The maker of the Prius hybrid, Lexus luxury models and Mirai fuel cell car wants to offer various options, Toyoda said.
He stressed Toyota must respond to global fears about climate change and carbon emissions.
The company also raised to 2 trillion yen (NZ$26.1 billion) its investment in battery research and development from the 1.5 trillion yen (NZ$19.5 billion) announced earlier this year.
When including other green technologies, like hybrids, Toyota is investing 8 trillion yen (NZ$104 billion) by 2030, the company said.
Toyota’s fully electric sport utility vehicle called “bZ4X” is set to go on sale next year globally, while the company is also building a futuristic city near Mount Fuji, designed to try out and showcase automated driving, sustainable energy and robotics for housing.
David Leggett, automotive editor at GlobalData, said Toyota was trying to prepare for the dramatic technological and societal changes that are coming.

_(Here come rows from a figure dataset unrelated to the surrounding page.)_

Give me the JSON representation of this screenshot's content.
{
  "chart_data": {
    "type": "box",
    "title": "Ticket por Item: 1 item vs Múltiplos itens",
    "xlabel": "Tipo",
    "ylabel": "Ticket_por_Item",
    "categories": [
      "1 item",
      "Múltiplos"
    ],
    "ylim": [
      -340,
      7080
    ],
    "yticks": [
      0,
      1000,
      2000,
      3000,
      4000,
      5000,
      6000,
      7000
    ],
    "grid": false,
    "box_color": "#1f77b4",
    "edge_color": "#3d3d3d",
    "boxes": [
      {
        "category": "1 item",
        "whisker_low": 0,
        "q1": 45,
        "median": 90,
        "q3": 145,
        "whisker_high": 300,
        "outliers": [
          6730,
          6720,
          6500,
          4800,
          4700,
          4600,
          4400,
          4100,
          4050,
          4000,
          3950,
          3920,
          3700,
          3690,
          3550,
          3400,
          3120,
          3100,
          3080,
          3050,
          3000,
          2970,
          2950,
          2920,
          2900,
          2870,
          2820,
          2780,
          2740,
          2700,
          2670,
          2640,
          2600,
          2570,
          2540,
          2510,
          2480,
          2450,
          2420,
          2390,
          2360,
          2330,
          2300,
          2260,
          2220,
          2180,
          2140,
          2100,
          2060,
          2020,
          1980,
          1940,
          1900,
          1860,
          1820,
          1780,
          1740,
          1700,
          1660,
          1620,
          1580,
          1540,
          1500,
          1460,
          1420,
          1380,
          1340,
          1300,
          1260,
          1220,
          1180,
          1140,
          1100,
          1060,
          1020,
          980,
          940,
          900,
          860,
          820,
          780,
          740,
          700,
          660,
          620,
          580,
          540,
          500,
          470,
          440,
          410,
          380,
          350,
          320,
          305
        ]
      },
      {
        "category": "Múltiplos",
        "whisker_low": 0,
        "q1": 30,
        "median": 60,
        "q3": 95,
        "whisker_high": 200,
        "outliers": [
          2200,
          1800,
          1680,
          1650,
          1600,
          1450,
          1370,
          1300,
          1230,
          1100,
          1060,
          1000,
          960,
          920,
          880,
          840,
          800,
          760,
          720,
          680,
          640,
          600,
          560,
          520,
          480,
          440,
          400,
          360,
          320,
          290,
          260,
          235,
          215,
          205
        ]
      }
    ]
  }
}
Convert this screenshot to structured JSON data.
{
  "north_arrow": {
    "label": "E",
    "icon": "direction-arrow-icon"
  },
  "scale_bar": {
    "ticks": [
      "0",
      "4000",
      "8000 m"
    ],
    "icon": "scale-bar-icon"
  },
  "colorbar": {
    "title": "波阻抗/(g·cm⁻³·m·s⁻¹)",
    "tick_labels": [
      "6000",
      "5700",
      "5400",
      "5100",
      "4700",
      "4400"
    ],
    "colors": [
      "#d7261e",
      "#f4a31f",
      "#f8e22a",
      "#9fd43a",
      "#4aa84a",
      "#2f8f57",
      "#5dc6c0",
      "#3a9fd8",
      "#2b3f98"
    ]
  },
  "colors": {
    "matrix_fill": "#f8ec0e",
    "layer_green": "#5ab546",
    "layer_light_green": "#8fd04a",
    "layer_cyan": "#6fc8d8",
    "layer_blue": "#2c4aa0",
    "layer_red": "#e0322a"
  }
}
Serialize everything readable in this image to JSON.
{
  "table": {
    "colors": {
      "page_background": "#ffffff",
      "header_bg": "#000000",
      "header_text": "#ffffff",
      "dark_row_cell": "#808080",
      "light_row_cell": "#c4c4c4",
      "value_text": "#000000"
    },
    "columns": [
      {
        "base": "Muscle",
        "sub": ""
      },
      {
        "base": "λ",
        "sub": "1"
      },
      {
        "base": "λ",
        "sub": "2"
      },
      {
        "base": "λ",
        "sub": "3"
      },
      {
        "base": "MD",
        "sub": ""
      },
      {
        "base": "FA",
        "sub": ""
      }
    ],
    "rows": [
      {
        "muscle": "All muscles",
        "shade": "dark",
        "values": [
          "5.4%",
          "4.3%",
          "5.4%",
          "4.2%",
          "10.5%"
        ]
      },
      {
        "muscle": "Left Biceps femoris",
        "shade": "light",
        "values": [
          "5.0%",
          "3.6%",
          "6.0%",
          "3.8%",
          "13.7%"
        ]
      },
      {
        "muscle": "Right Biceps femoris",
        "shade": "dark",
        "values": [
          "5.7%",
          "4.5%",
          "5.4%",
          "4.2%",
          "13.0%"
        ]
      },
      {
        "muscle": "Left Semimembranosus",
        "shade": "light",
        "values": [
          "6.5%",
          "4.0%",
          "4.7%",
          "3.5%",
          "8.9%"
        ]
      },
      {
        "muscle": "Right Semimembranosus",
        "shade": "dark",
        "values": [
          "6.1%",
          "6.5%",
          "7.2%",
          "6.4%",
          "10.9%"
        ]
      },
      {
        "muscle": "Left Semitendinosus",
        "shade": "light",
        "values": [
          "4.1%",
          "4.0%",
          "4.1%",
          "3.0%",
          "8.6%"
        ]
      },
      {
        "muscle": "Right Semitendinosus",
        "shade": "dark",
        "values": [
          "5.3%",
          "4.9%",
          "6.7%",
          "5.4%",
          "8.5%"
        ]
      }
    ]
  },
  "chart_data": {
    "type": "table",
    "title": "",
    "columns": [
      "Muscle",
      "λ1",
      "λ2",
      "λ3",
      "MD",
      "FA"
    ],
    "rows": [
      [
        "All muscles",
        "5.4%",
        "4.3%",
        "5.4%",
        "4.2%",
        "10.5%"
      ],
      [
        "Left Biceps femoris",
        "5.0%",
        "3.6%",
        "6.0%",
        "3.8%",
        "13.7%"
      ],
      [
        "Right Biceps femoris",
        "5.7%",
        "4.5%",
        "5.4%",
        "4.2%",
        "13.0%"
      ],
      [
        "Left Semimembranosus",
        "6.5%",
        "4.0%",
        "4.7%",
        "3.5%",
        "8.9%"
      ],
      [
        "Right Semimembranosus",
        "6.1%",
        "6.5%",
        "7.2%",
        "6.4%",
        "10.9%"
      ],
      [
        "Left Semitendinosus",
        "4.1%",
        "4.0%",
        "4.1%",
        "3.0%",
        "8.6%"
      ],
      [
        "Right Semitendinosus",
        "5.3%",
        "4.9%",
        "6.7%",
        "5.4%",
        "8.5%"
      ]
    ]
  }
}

“Businesses have to think about how demand will look in 10, 20, 30 years’ time, and the pathways that come back to their business plans over a foreseeable time horizon,” Leggett told The Associated Press.
Toyoda, an avid racing driver and the grandson of the company’s founder, acknowledged he had not been that interested in EVs in the past, viewing them as “commodities.' But he said he's excited about the vehicles Toyota is developing.
“They are safer, faster and more fun to drive. I can say that as a driver,” he said.